Esse paciente também declarou que a memória da
experiência se apresenta a ele agora como um sonho.
A sensação de bicorporiedade é
evidente por esses relatos, uma vez que as percepções entram por duas vias: a
do corpo físico e a do corpo espiritual desdobrado durante os breves momentos
de crise epilética. Os autores em4
consideram que, ainda que não seja "clinicamente" possível distinguir
tais experiências de meras ilusões, é possível corroborar os fatos descritos
pelos pacientes na experiência extracorpórea com o que de fato ocorreu durante
as crises.
Uma importante conclusão é feita
pelos autores em4 sobre o que parecem sugerir os dados de tais
experiências produzidos por pacientes de crises epiléticas (grifo nosso):
No entanto, pode ser prematuro concluir dessas
correlações sugestivas que as experiências extracorpóreas são um epifenômeno de
condições neurofisiológicas particulares. Conforme observado acima, as
distorções da imagem corporal provocadas pela estimulação elétrica ou magnética
do cérebro diferem relevantemente e fenomenologicamente das experiências fora
do corpo espontâneas. Os dados deste estudo sugerem que experiências
extracorpóreas associadas a convulsões não estão ligadas a nenhuma região do
cérebro. Além disso, as descobertas de que experiências fora do corpo foram
relatadas com menos frequência em pacientes com epilepsia do que na população
em geral, e que pacientes com epilepsia as descrevem em apenas uma pequena
minoria de suas convulsões, alertam que a inferência de um nexo causal entre a
atividade convulsiva e as experiências fora do corpo é problemática.
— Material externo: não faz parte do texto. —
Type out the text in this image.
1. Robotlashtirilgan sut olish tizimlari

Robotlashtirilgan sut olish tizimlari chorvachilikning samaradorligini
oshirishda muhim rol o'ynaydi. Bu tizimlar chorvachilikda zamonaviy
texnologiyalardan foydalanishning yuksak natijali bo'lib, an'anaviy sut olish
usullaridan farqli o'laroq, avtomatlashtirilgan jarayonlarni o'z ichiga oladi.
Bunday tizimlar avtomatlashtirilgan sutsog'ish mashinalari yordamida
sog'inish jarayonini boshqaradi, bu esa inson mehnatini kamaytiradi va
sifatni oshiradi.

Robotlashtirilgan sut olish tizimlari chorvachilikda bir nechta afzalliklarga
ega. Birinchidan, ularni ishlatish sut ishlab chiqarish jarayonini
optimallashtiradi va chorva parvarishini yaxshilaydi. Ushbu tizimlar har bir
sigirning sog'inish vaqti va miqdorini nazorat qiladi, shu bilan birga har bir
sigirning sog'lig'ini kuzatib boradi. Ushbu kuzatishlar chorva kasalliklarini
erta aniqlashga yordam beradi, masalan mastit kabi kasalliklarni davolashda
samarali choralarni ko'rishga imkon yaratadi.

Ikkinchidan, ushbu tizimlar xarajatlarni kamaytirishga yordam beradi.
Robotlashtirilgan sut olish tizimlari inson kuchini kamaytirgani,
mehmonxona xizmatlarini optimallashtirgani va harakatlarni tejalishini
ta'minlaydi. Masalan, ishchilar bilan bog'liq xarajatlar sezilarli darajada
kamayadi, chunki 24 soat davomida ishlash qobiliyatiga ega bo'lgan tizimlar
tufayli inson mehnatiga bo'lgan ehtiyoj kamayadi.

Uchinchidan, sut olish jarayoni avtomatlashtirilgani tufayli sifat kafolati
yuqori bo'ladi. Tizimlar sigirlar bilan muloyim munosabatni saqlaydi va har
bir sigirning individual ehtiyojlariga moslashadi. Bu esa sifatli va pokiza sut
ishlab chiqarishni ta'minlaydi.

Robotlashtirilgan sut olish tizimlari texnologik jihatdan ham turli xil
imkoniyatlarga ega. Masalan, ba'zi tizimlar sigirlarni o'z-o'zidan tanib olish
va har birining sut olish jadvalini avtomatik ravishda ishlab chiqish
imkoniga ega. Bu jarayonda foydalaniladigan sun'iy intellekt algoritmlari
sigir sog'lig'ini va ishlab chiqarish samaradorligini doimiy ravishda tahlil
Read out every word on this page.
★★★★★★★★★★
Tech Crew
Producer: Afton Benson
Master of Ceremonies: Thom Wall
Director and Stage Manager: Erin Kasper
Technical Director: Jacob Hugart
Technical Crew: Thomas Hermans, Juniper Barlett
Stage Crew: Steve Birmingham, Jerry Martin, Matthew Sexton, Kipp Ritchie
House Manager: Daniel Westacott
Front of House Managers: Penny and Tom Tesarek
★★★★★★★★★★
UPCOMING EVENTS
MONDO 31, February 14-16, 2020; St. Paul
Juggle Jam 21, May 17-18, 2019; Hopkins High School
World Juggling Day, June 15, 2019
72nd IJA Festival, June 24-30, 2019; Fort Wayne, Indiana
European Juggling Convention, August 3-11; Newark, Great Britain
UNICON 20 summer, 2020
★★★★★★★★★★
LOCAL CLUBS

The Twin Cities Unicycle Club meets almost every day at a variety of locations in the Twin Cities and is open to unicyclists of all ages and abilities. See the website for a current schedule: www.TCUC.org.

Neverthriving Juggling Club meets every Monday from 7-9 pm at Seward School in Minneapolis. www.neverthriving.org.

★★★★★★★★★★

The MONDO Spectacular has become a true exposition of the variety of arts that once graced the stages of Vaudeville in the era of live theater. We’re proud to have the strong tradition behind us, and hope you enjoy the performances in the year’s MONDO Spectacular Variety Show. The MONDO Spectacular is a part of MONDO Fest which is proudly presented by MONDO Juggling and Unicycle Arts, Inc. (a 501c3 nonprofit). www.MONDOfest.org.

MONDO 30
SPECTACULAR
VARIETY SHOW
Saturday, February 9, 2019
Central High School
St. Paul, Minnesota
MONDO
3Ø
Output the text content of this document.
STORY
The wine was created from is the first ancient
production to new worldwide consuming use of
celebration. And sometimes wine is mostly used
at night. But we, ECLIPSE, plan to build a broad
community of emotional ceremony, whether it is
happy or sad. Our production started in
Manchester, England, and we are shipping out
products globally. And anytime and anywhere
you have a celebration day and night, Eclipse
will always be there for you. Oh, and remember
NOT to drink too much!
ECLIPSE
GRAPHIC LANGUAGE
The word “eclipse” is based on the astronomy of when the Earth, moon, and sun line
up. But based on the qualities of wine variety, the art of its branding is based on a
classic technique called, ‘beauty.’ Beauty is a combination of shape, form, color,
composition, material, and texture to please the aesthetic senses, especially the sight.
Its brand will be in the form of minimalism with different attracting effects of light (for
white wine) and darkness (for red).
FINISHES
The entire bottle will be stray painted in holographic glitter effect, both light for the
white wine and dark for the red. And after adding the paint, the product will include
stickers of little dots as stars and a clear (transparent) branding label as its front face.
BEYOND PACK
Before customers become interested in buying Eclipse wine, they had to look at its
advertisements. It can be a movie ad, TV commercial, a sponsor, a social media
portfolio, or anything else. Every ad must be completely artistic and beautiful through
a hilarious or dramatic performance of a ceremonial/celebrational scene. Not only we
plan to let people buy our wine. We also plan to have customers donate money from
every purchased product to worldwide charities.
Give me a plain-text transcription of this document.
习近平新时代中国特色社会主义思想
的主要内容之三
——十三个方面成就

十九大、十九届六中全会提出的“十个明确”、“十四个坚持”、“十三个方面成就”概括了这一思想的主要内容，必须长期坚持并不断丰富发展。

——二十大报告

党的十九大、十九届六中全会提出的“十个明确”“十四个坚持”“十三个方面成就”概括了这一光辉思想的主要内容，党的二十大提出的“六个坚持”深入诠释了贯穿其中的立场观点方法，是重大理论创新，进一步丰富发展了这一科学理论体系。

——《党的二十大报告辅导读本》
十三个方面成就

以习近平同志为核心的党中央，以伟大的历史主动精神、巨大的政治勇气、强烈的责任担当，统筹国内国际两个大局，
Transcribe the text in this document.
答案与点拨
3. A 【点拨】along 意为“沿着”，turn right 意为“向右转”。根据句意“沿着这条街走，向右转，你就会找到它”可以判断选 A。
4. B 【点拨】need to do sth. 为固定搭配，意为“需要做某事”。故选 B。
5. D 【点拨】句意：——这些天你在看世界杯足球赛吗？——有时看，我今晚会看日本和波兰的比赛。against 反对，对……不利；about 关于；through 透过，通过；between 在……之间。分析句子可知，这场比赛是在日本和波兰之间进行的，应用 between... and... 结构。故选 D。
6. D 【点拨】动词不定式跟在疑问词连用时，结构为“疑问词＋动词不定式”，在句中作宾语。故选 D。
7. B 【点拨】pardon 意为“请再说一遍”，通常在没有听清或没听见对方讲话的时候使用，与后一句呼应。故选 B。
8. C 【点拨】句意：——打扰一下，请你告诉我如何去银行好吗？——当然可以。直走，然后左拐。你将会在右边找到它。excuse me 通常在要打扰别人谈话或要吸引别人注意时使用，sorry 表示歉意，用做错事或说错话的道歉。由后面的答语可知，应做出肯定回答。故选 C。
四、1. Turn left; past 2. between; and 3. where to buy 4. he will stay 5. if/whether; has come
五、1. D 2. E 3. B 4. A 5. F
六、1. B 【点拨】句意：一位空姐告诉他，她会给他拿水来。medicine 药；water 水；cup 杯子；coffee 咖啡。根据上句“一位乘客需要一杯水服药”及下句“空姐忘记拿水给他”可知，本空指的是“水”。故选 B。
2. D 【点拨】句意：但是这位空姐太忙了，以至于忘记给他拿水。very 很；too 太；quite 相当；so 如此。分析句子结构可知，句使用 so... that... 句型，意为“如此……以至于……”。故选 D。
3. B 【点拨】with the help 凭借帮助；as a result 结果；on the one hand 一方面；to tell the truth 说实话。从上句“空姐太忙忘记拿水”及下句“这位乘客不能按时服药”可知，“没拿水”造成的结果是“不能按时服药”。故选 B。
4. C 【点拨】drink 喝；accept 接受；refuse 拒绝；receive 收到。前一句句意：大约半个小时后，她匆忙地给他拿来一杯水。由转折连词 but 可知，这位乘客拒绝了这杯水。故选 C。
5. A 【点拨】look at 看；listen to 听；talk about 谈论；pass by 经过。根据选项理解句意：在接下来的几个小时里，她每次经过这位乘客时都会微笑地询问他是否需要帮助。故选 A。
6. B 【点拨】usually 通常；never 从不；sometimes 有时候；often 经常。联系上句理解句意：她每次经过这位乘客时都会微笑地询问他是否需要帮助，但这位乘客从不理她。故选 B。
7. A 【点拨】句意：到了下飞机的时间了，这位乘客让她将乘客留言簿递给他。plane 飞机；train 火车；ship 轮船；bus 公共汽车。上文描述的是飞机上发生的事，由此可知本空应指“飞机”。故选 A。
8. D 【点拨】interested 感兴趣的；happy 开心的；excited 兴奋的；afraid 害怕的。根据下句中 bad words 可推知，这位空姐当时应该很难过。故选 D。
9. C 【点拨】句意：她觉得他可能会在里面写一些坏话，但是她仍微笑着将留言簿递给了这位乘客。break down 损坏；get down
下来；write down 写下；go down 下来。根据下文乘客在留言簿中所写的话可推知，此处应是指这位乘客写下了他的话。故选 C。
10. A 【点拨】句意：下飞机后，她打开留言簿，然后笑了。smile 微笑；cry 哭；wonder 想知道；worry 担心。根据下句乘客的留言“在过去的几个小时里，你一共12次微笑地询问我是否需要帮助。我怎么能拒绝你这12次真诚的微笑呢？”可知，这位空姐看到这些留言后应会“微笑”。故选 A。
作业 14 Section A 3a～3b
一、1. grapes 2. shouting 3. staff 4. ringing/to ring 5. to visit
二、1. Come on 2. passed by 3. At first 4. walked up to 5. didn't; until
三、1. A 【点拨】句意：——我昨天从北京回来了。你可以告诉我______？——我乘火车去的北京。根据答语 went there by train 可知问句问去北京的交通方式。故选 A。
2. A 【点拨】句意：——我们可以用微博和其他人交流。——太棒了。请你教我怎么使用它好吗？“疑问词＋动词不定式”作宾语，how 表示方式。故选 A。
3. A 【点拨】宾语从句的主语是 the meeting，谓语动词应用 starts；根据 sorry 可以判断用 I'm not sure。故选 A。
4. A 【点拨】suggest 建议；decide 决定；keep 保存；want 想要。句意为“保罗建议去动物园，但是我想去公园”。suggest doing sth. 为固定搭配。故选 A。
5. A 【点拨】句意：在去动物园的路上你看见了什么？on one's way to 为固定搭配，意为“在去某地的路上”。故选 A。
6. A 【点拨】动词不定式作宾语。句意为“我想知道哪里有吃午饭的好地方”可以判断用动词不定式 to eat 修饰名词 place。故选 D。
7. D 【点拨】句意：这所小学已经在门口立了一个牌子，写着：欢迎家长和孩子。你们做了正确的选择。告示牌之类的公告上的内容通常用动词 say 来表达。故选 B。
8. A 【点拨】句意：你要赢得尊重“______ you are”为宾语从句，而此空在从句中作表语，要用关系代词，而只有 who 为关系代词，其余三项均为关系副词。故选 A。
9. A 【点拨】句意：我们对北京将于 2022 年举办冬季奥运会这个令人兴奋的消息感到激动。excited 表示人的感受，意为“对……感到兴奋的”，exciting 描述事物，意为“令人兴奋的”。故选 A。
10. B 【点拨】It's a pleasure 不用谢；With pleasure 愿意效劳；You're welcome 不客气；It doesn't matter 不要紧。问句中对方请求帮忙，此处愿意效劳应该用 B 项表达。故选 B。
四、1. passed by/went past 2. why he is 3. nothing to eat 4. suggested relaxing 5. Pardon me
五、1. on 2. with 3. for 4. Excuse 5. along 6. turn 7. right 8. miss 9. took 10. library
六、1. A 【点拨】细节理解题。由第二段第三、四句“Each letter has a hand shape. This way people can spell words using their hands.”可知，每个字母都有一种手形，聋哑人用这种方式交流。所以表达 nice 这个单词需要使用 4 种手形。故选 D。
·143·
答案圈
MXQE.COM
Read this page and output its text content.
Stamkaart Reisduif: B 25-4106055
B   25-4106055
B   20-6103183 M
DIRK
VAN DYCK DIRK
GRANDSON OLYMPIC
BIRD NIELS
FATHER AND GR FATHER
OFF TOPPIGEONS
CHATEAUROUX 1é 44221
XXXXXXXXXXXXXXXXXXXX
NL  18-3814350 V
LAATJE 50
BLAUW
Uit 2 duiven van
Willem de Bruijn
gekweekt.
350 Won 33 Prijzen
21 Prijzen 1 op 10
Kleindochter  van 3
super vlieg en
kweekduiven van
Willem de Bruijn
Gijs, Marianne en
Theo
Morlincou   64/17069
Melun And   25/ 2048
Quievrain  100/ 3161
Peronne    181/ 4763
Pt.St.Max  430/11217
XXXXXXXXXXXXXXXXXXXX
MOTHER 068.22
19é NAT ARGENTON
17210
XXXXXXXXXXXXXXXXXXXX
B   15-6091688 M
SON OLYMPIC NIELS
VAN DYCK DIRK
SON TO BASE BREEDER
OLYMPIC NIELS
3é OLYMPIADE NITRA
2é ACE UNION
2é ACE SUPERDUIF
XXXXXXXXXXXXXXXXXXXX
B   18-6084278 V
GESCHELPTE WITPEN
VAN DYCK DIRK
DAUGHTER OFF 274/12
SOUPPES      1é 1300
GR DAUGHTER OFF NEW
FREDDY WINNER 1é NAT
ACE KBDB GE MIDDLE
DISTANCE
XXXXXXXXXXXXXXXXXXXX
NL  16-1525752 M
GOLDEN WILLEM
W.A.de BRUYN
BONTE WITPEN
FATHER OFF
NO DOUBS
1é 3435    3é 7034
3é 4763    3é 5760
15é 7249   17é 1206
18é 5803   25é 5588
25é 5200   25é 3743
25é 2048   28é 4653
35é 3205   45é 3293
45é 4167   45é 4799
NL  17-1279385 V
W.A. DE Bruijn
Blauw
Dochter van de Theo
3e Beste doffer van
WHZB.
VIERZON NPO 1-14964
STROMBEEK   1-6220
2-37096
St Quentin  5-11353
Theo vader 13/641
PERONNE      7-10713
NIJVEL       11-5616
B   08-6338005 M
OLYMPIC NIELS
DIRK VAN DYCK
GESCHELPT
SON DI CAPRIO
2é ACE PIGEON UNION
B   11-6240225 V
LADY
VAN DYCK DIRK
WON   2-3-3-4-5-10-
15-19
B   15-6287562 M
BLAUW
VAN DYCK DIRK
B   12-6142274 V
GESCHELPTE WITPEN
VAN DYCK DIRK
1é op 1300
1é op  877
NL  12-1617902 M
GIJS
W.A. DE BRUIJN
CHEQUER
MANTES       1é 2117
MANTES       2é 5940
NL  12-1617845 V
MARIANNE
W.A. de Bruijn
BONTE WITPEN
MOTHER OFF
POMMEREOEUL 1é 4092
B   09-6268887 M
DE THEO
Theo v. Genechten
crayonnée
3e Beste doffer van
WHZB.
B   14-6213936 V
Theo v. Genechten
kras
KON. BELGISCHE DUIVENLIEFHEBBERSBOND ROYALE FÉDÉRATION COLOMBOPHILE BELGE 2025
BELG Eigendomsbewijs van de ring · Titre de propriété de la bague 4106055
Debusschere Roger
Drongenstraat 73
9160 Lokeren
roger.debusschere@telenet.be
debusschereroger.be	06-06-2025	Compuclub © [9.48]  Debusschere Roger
Colocando-se de outra forma:
As experiências fora do corpo em crises epiléticas não
são meros "epifenômenos" gerados por condições fisiológicas
particulares;
Não se pode associar os relatos dessas anomalias
percepticas a regiões específicas do cérebro. No caso de pacientes epiléticos,
as lesões ocorrem em diversas partes. Isso enfraquece a tese de que os
desdobramentos seriam "gerados em regiões específicas do cérebro" e,
de novo, meros epifenômenos;
Não se pode ter pressa em afirmar nexo causal entre as
crises e as experiências fora do corpo porque elas não ocorrem sempre, não há
controle nem repetição do evento a cada crise, o que difere de outras
alterações na consciência muito mais comuns durante as crises.
Mais detalhes sobre esse e
outros estudos interessantes, o leitor poderá obter ao ler os trabalhos
sugeridos 4-7.
[3] Mayo Clinic (2023). Explaining epilepsy. https://www.mayoclinic.org/diseases-conditions/epilepsy/symptoms-causes/syc-20350093 (acesso em
fevereiro de 2023)
[4] Greyson, B., Fountain, N. B., Derr, L. L., &
Broshek, D. K. (2014). Out-of-body experiences associated with seizures.
Frontiers in human neuroscience, 8, 65. Ver: https://www.frontiersin.org/articles/10.3389/fnhum.2014.00065/full (acesso em
fevereiro de 2023)
[5] Facure N (2009). Muito além dos neurônios. Ed: São
Paulo, FE Editora Jornalística, 5a edição.
[6] Devinsky, O., Feldmann, E., Burrowes, K., &
Bromfield, E. (1989). Autoscopic phenomena with seizures. Archives of
Neurology, 46(10), 1080-1088. https://jamanetwork.com/journals/jamaneurology/article-abstract/589440
[7] Greyson, B., Broshek, D. K., Derr, L. L., &
Fountain, N. B. (2015). Mystical experiences associated with seizures.